The thing is, it’s a lot easier to nurture an online friend group when you’re in high school. You don’t pay any bills, don’t work any crappy retail jobs that drain the life out of you, and can get away with shrugging off socializing with friends because you see them plenty during the day anyway. I mean, did I literally turn down seeing a movie with my irl friends to attend an in-game wedding between a couple guild mates?
Now here I am: graduated from college, moved out, working five days a week and spending my two days off recovering from my mentally and physically draining job while trying to generate #content for you, my lovely readers, each week. Do you think I have time for a guild, much less the time it would take to run whatever dungeons I’d need to get that belt that really pulls my look together? Plus, during one of my years-long breaks from WoW I learned a ton about representation and appropriation and boy am I unable to look at the Tauren the same. Like…how did I play this game for years without once wondering why the freaking cow people wore headdresses and literally offer a stoic, “How,” as a greeting. Colonialism, that’s freaking how.
In short, there are several reasons why I feel I can never just hop back into WoW and access the same feelings I had as a teenager. I’ve thought now and then about trying other MMOs. I dabbled in Guild Wars in the past and I’d give Final Fantasy a try if it didn’t have a paid subscription. I just know that where I’m at now, I wouldn’t have the time or energy it takes to grow that online friend group I once had.
How does one find and connect to community with limited free time and an exhausting job? How does one do that when they’re queer and have to navigate the hostility gaming spaces are rife with? Why the Dark Lady-loving hell do the trolls have Jamaican answer? America, explain! Yeah, I know. They live on islands, just like how the Tauren are nomadic and “inspired” by Native Americans. It’s just a little, erm, unfortunate when people who have suffered colonization, genocide, white supremacy and more are represented as “tribal savages” and cow people that more closely resemble Greek minotaurs anyway?! This is what happens when you get an English degree and try to play World of Warcraft again.

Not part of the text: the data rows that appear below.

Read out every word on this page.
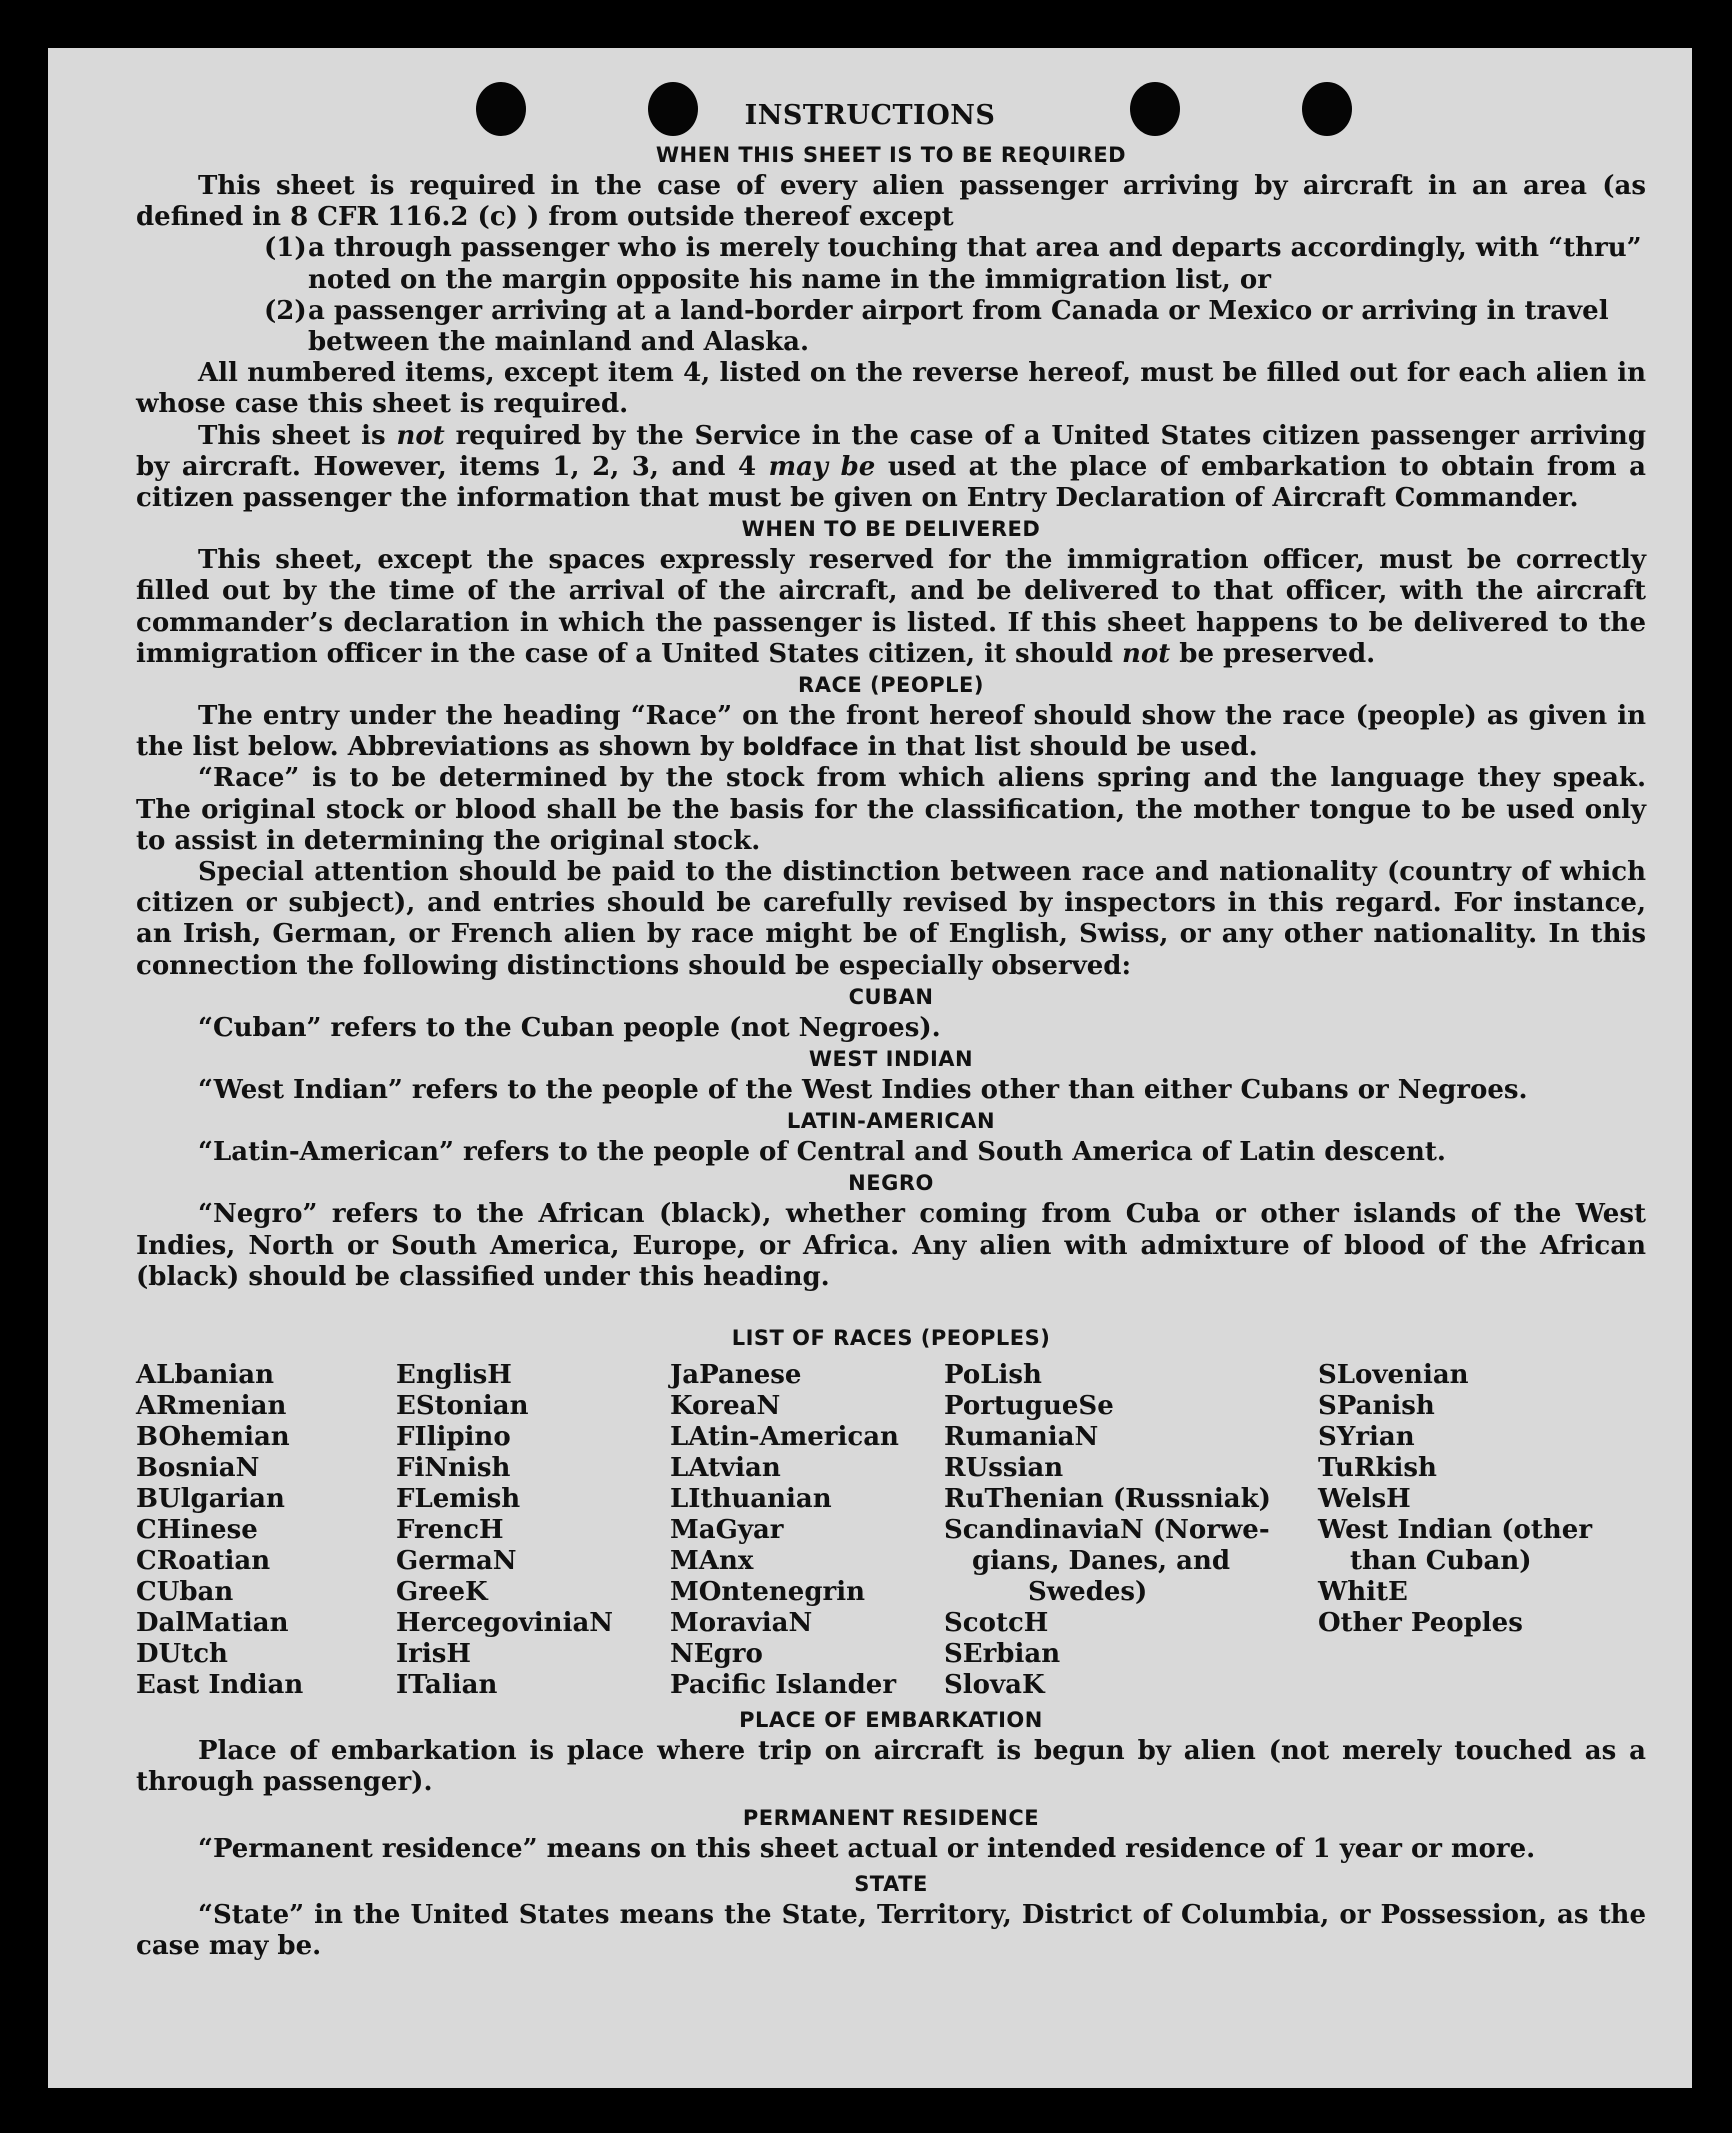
INSTRUCTIONS
WHEN THIS SHEET IS TO BE REQUIRED

This sheet is required in the case of every alien passenger arriving by aircraft in an area (as defined in 8 CFR 116.2 (c) ) from outside thereof except

(1) a through passenger who is merely touching that area and departs accordingly, with “thru” noted on the margin opposite his name in the immigration list, or
(2) a passenger arriving at a land-border airport from Canada or Mexico or arriving in travel between the mainland and Alaska.

All numbered items, except item 4, listed on the reverse hereof, must be filled out for each alien in whose case this sheet is required.

This sheet is not required by the Service in the case of a United States citizen passenger arriving by aircraft. However, items 1, 2, 3, and 4 may be used at the place of embarkation to obtain from a citizen passenger the information that must be given on Entry Declaration of Aircraft Commander.

WHEN TO BE DELIVERED

This sheet, except the spaces expressly reserved for the immigration officer, must be correctly filled out by the time of the arrival of the aircraft, and be delivered to that officer, with the aircraft commander’s declaration in which the passenger is listed. If this sheet happens to be delivered to the immigration officer in the case of a United States citizen, it should not be preserved.

RACE (PEOPLE)

The entry under the heading “Race” on the front hereof should show the race (people) as given in the list below. Abbreviations as shown by boldface in that list should be used.

“Race” is to be determined by the stock from which aliens spring and the language they speak. The original stock or blood shall be the basis for the classification, the mother tongue to be used only to assist in determining the original stock.

Special attention should be paid to the distinction between race and nationality (country of which citizen or subject), and entries should be carefully revised by inspectors in this regard. For instance, an Irish, German, or French alien by race might be of English, Swiss, or any other nationality. In this connection the following distinctions should be especially observed:

CUBAN

“Cuban” refers to the Cuban people (not Negroes).

WEST INDIAN

“West Indian” refers to the people of the West Indies other than either Cubans or Negroes.

LATIN-AMERICAN

“Latin-American” refers to the people of Central and South America of Latin descent.

NEGRO

“Negro” refers to the African (black), whether coming from Cuba or other islands of the West Indies, North or South America, Europe, or Africa. Any alien with admixture of blood of the African (black) should be classified under this heading.

LIST OF RACES (PEOPLES)
ALbanian
ARmenian
BOhemian
BosniaN
BUlgarian
CHinese
CRoatian
CUban
DalMatian
DUtch
East Indian
EnglisH
EStonian
FIlipino
FiNnish
FLemish
FrencH
GermaN
GreeK
HercegoviniaN
IrisH
ITalian
JaPanese
KoreaN
LAtin-American
LAtvian
LIthuanian
MaGyar
MAnx
MOntenegrin
MoraviaN
NEgro
Pacific Islander
PoLish
PortugueSe
RumaniaN
RUssian
RuThenian (Russniak)
ScandinaviaN (Norwe-
gians, Danes, and
Swedes)
ScotcH
SErbian
SlovaK
SLovenian
SPanish
SYrian
TuRkish
WelsH
West Indian (other
than Cuban)
WhitE
Other Peoples
PLACE OF EMBARKATION

Place of embarkation is place where trip on aircraft is begun by alien (not merely touched as a through passenger).

PERMANENT RESIDENCE

“Permanent residence” means on this sheet actual or intended residence of 1 year or more.

STATE

“State” in the United States means the State, Territory, District of Columbia, or Possession, as the case may be.
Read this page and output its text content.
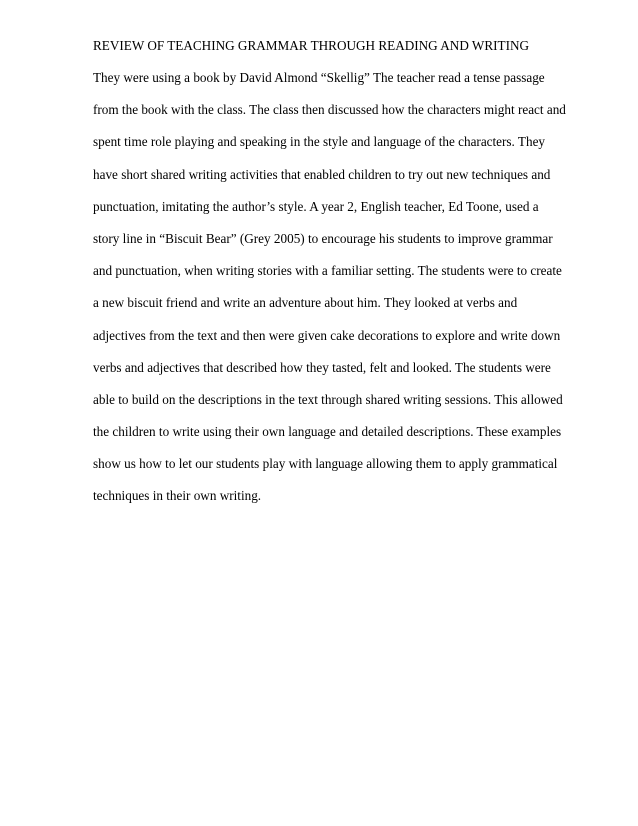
REVIEW OF TEACHING GRAMMAR THROUGH READING AND WRITING
They were using a book by David Almond “Skellig” The teacher read a tense passage
from the book with the class. The class then discussed how the characters might react and
spent time role playing and speaking in the style and language of the characters. They
have short shared writing activities that enabled children to try out new techniques and
punctuation, imitating the author’s style. A year 2, English teacher, Ed Toone, used a
story line in “Biscuit Bear” (Grey 2005) to encourage his students to improve grammar
and punctuation, when writing stories with a familiar setting. The students were to create
a new biscuit friend and write an adventure about him. They looked at verbs and
adjectives from the text and then were given cake decorations to explore and write down
verbs and adjectives that described how they tasted, felt and looked. The students were
able to build on the descriptions in the text through shared writing sessions. This allowed
the children to write using their own language and detailed descriptions. These examples
show us how to let our students play with language allowing them to apply grammatical
techniques in their own writing.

Anyway, that’s about all I’ve got for you this week. What I wish for us all is to find safe, non-toxic gaming communities where groups of adults can magically meet up whenever the stars–and their schedules–align to allow it. I’ve recently joined some Discord servers and such in my latest attempt at reaching back in time for that pre-bill paying, carefree feeling. So, let’s hope I’m writing an update soon about how I have tons of friends, manageable debt, clear skin, and excellent mental health.
Can you imagine? With an upcoming election cycle? I have to laugh.